Что касается странствий Дмитрия по русским монастырям, то никто из историков не отрицал этого факта. Все современники, беседовавшие с ним в Польше или позже, в России, говорят о том, что он обнаруживал близкое знакомство с монашеской жизнью, о которой, кажется, сохранил далеко не лучшие воспоминания. Дмитрий с искренним негодованием говорил о нарушениях братией монастырского устава, о почти повсеместном пьянстве и распущенности монахов. Впрочем в подробности он не входил, и мы не можем сказать, примешивалась ли к этим обвинениям какая—нибудь личная обида.
Но в общем жизнь Дмитрия в промежутке между его исчезновением из Углича и объявлением в Польше можно с полным правом назвать темными годами. Где он жил, за кого себя выдавал, какое имя носил, – обо всем этом можно только догадываться. Правда, кое-какие смутные указания существуют и на этот счет.
Вероятнее всего Афанасий Нагой недолго оставался с племянником – он был слишком известным человеком и мог быть узнан. Можно предположить, что где-то в районе Ярославля он расстался с Дмитрием и продолжил с казаками путь вниз по Волге. Юг России был ему хорошо известен, поскольку при Иване Грозном он много лет был царевым послом в Крыму. Его пребывание среди казаков – на Дону или в Сечи – с большой долей достоверности объясняет решительную поддержку, впоследствии оказанную ими Дмитрию.
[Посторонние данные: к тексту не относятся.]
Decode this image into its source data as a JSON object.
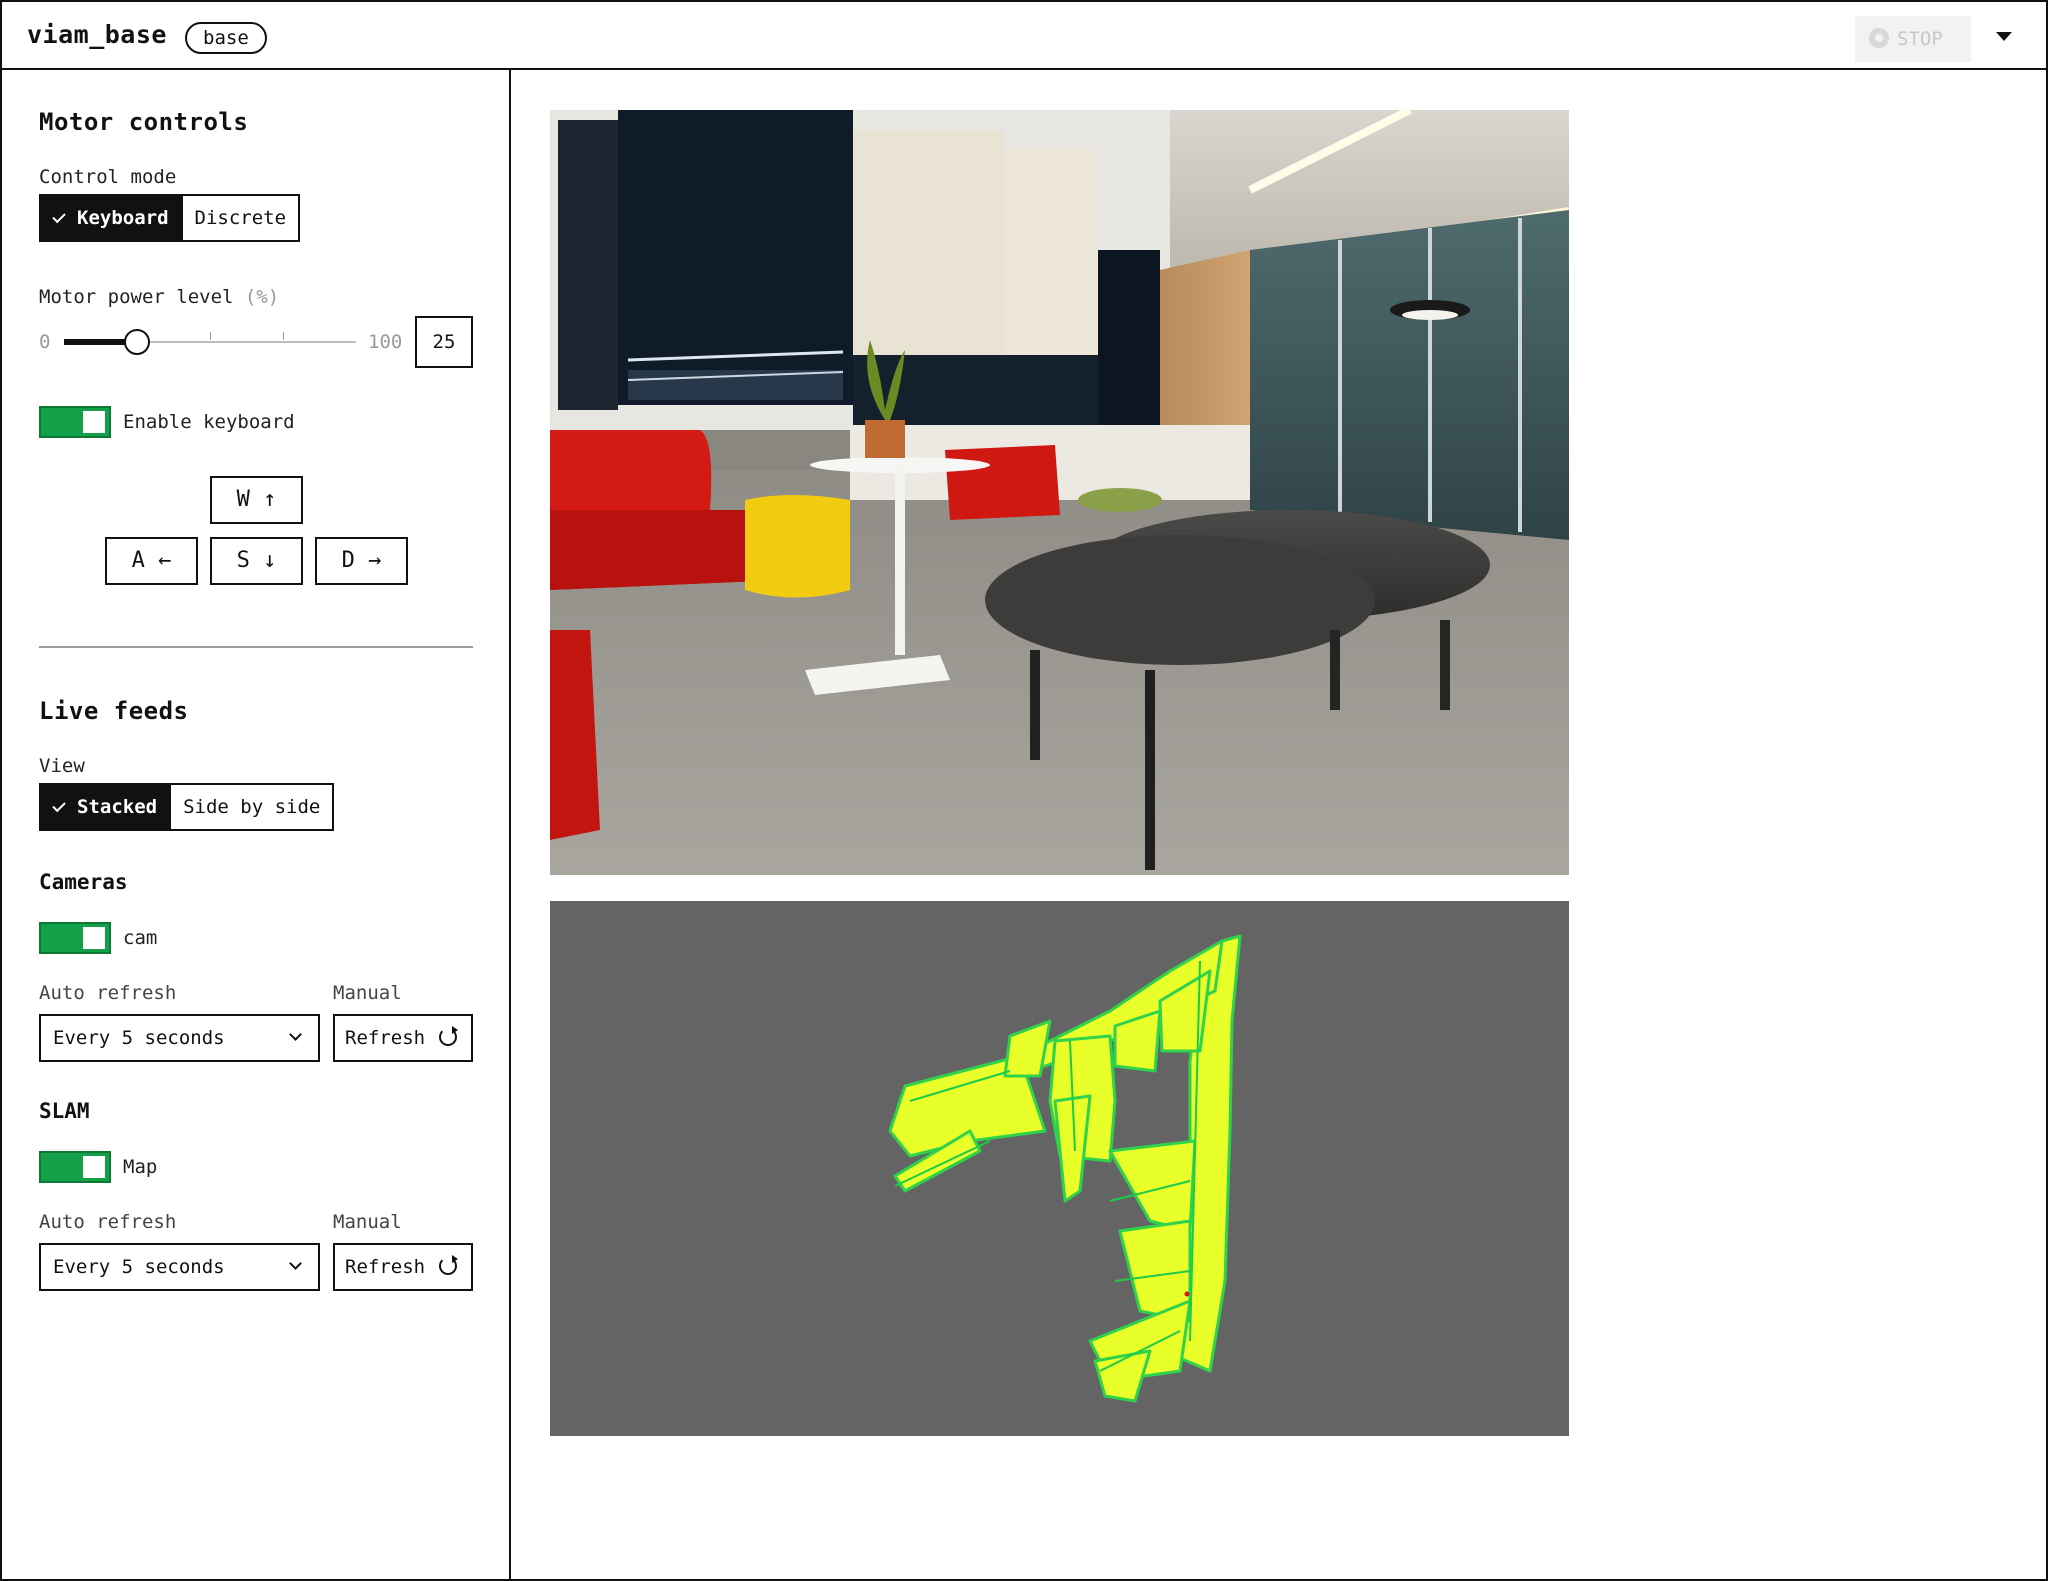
{
  "header": {
    "title": "viam_base",
    "badge": "base",
    "stop_label": "STOP"
  },
  "motor": {
    "heading": "Motor controls",
    "control_mode_label": "Control mode",
    "modes": [
      "Keyboard",
      "Discrete"
    ],
    "selected_mode": "Keyboard",
    "power_label": "Motor power level",
    "power_unit": "(%)",
    "slider_min": "0",
    "slider_max": "100",
    "power_value": "25",
    "power_fraction": 0.25,
    "enable_keyboard_label": "Enable keyboard",
    "enable_keyboard_on": true,
    "keys": {
      "w": "W ↑",
      "a": "A ←",
      "s": "S ↓",
      "d": "D →"
    }
  },
  "feeds": {
    "heading": "Live feeds",
    "view_label": "View",
    "views": [
      "Stacked",
      "Side by side"
    ],
    "selected_view": "Stacked",
    "cameras": {
      "heading": "Cameras",
      "toggle_label": "cam",
      "enabled": true,
      "auto_refresh_label": "Auto refresh",
      "auto_refresh_value": "Every 5 seconds",
      "manual_label": "Manual",
      "refresh_label": "Refresh"
    },
    "slam": {
      "heading": "SLAM",
      "toggle_label": "Map",
      "enabled": true,
      "auto_refresh_label": "Auto refresh",
      "auto_refresh_value": "Every 5 seconds",
      "manual_label": "Manual",
      "refresh_label": "Refresh"
    }
  },
  "colors": {
    "toggle_on": "#14a049",
    "map_bg": "#646464",
    "map_points": "#e8ff2a",
    "map_points_edge": "#2fd24a"
  }
}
Убежищем Дмитрия, очевидно, стали северные монастыри. Имеются косвенные подтверждения этого предположения. После своего воцарения Дмитрий выдал множество дарственных грамот северным монастырям, и это можно рассматривать, как стремление отблагодарить их за какую-то услугу, оказанную ими в прошлом. Этой услугой могло быть только укрывательство от властей. Монастыри на Руси издавна выполняли роль своеобразного оппозиционного подполья; кстати, если верить официальной биографии Григория Отрепьева, он также скрылся от преследований Годунова в монастыре. Еще более интересна запись, сделанная в синодике Макарьевского монастыря, где среди членов царствующего дома находится имя какого-то инока Леонида; между тем известно, что ни один мужчина из династии Калиты не постригался под таким именем.
В противоречии с предположением о пребывании Дмитрия на Севере находится сокровенное повествование литовских социниан, относящее к первой половине XVII столетия. Согласно ему, царевич жил и воспитывался в их среде. Эта легенда называет даже имя воспитателя Дмитрия – Матвея Твердохлеба, якобы ставшего впоследствии его первым советником. Твердохлеб – реальное историческое лицо, о котором известно, что он был в Москве в 1606 году и уехал оттуда назад в Польшу незадолго до убийства Дмитрия восставшими москвичами.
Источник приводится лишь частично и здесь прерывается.